AD also known as Alzheimer type dementia (ATD) is the leading cause of severe cognitive and behavioral dysfunction in older adults. An estimated 6.2 million Americans have AD, and two-thirds of these individuals are women.44 However, the estimated number of Americans with dementia is thought to be much higher. Individuals with MCI are at a higher risk of developing AD. With better diagnostic tools, such as imaging and biomarkers, individuals with MCI related to AD will be included in the prevalence numbers. The greatest risk factors associated with AD are age and family history. Modifiable risk factors for dementia have been discussed previously (see previous section on Dementia). Fig. 17.12 summarizes the risk factors and pathogenesis of AD.
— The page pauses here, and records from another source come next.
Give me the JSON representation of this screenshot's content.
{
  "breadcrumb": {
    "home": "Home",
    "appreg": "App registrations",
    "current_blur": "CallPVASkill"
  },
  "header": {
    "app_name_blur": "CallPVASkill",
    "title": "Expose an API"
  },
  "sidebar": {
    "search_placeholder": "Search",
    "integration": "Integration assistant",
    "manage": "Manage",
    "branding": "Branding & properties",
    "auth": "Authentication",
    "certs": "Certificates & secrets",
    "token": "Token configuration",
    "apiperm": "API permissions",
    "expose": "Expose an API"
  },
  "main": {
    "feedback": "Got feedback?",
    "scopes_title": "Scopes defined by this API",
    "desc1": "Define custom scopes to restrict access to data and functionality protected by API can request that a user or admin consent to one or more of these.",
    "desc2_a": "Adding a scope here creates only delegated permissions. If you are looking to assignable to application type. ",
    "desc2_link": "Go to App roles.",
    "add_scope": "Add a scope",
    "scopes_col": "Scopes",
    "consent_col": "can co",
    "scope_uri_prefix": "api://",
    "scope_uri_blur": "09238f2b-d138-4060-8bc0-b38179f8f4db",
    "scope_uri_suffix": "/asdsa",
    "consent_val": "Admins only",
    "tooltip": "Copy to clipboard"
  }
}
Two flowcharts show the proposed factors and pathogenesis of Alzheimer’s disease. The flowchart on the left shows data for early onset, 10 percent (familial A D). 1. Risk factors: Genes, presenilin 1, presenilin 2, A P P, A p o E 4. 2. Risk factors: Altered processing of A P P. 3. Risk factors: Alterations in intracellular calcium signaling. 4. Pathogenesis: Altered processing and over-production of beta-amyloid. 5. Pathogenesis: Extracellular beta-amyloid plaques. The flowchart on the right shows data for late onset, 90 percent (sporadic A D). 1. Risk factors: age greater than 65. A p E gene; menopause-less estrogen; hypertension, hyperlipidemia, atherosclerosis; obesity; insulin resistance; traumatic brain injury; sleep disturbance; high fat diet; infection; alterations in gut-brain microbial axis. 2. Pathogenesis: blood brain barrier dysfunction; dysfunctional mitochondria; activated microglia; oxidative stress; neuroinflammation. 3. Pathogenesis: altered breakdown and clearance of beta-amyloid and formation of extracellular beta amyloid plaques. 4. Hyperphosphorylation and tau protein. 5. Intracellular neurofibrillary tangles. Both types of onsets of the disease result in the following manifestations. • Loss of synaptic plasticity and neural transmission. • Cholinergic dysfunction. • Loss of neuronal repair and remodeling. • Neurodegeneration. • Dementia. • Death.